I found this story enthralling because here is this man of extraordinary substance caught up in the simplest and yet most complex of emotions—love—and wanting to keep his life intact but still be able to be with the woman he knows he is meant to be with. He knows that a scandal could upend work essential to winning the war, so he and his lover decide to live side by side in their respective marriages for over a decade, and successfully keep their affair a secret. So many layers, so much hurt, so much deception, so much at stake.

And there it is—the story that got me.  But what put me over the top is that it is crying out to be a stage play, not a novel.  I’ve never written a play, and it’s a new challenge to have only two means to convey everything—body language and dialogue. It’s a challenge to have at the most two hours to tell the whole story. It will be a new experience to have the end product not something I send off to my agent, but something that will see the light of day live on stage.  Though my chances of having a major production are about as good as having a best selling novel, even small staged readings will let me see my work realized. There is no specific outcome I require to make me feel it was worth the effort. It’s the creativity and learning that matters at an age where I have nothing left  to prove, and care only about continuing to grow.

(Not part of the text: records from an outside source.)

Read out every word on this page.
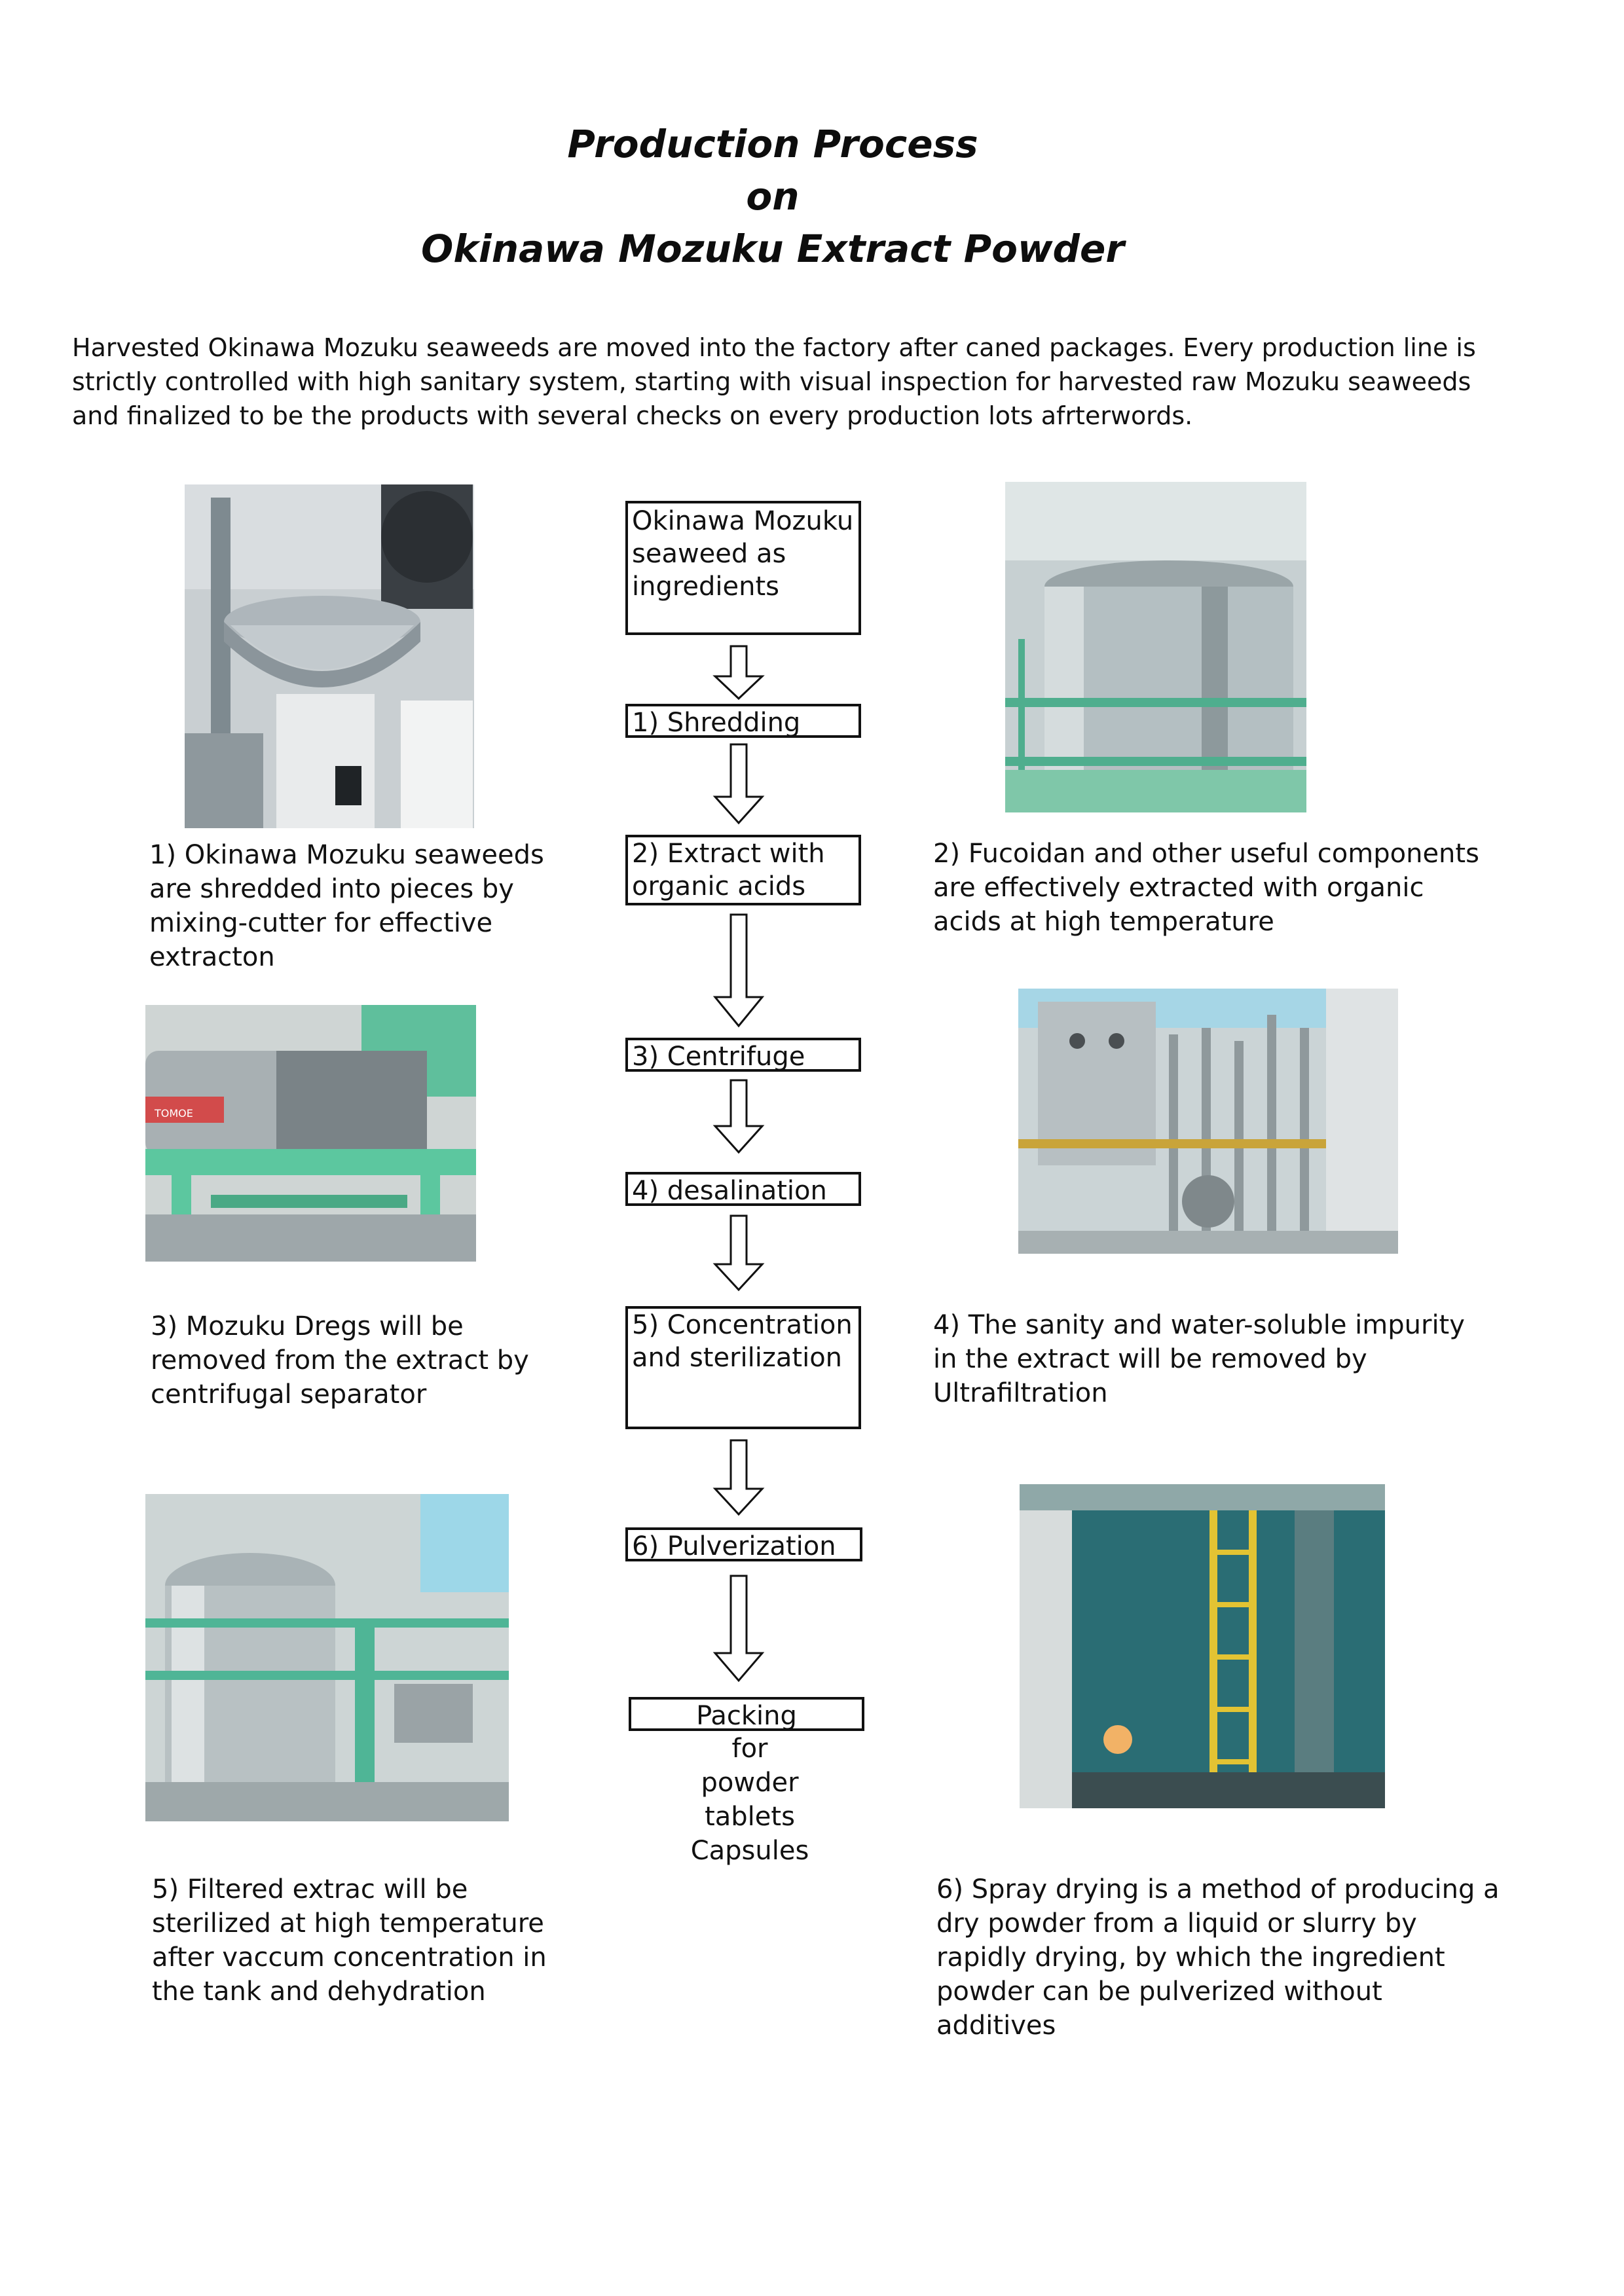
Production Process
on
Okinawa Mozuku Extract Powder
Harvested Okinawa Mozuku seaweeds are moved into the factory after caned packages. Every production line is strictly controlled with high sanitary system, starting with visual inspection for harvested raw Mozuku seaweeds and finalized to be the products with several checks on every production lots afrterwords.
TOMOE
Okinawa Mozuku
seaweed as
ingredients
1) Shredding
2) Extract with
organic acids
3) Centrifuge
4) desalination
5) Concentration
and sterilization
6) Pulverization
Packing
for
powder
tablets
Capsules
1) Okinawa Mozuku seaweeds
are shredded into pieces by
mixing-cutter for effective
extracton
2) Fucoidan and other useful components
are effectively extracted with organic
acids at high temperature
3) Mozuku Dregs will be
removed from the extract by
centrifugal separator
4) The sanity and water-soluble impurity
in the extract will be removed by
Ultrafiltration
5) Filtered extrac will be
sterilized at high temperature
after vaccum concentration in
the tank and dehydration
6) Spray drying is a method of producing a
dry powder from a liquid or slurry by
rapidly drying, by which the ingredient
powder can be pulverized without
additives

I eased into this project, thinking in terms of IF I would take it on.  I said nothing about it even to friends and fellow writers because—and this may sound odd—I  didn’t want to be burdened with their encouragement.  I don’t want ever to feel that I owe this play to anyone, including myself.

Today  I finished the first draft of the first act, about a half an hour running time.  It’s rough but it’s there.  My play now officially exists as a work in progress. But I am a completely different writer than I was. I tiptoe around my computer warily, not wanting to get too sucked in.  I don’t wake up dying to go to work to see what happens next. But when I do sit down for a little while every day, I feel the old thrill of characters’ lives spilling out in what they say and do, and I know I am right where I should be right now.  “Thank you for waiting,” I say to the Muse, and she smiles.